The story started with Blue Owl. That was manageable, or so the argument went. An alternative asset manager hitting a rough patch in private credit...uncomfortable, but contained. Nobody needed to revise their macro outlook over that.
Then Blackstone. Then BlackRock.
Then Morgan Stanley capped withdrawals from its North Haven Private Income Fund at 5%, returning roughly $169 million to investors who had requested more than double that amount.
Then Cliffwater’s $33 billion flagship Corporate Lending Fund...investors tried to pull 14% of assets in a single quarter. They got 7%. Half.
Then Deutsche Bank disclosed €26 billion in private credit exposure, flagging it as a “key risk” in its annual report. The stock fell more than 7% in Frankfurt trading that same session.

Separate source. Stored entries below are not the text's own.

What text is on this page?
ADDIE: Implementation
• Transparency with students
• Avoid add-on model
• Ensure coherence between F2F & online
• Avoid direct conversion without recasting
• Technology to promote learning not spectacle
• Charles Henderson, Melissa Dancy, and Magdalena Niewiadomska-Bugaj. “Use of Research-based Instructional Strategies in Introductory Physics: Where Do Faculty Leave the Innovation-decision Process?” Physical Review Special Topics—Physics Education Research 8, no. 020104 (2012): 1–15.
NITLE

All of this in the span of roughly a week.
There’s a Jamie Dimon line worth keeping in mind here: when you see one cockroach, there are probably more. What’s happening right now isn’t the end of the cockroach count. It’s the beginning. And every single time a major institution caps redemptions, the same narrative gets recycled...isolated stress, fortress balance sheets, contained exposure. It’s the same script they ran when Bernanke told Congress subprime was contained.
Different chapter. Same story.
So if the biggest names in finance are just now stepping forward to disclose their exposure, what does that tell you about which inning of this private credit crisis we’re actually in?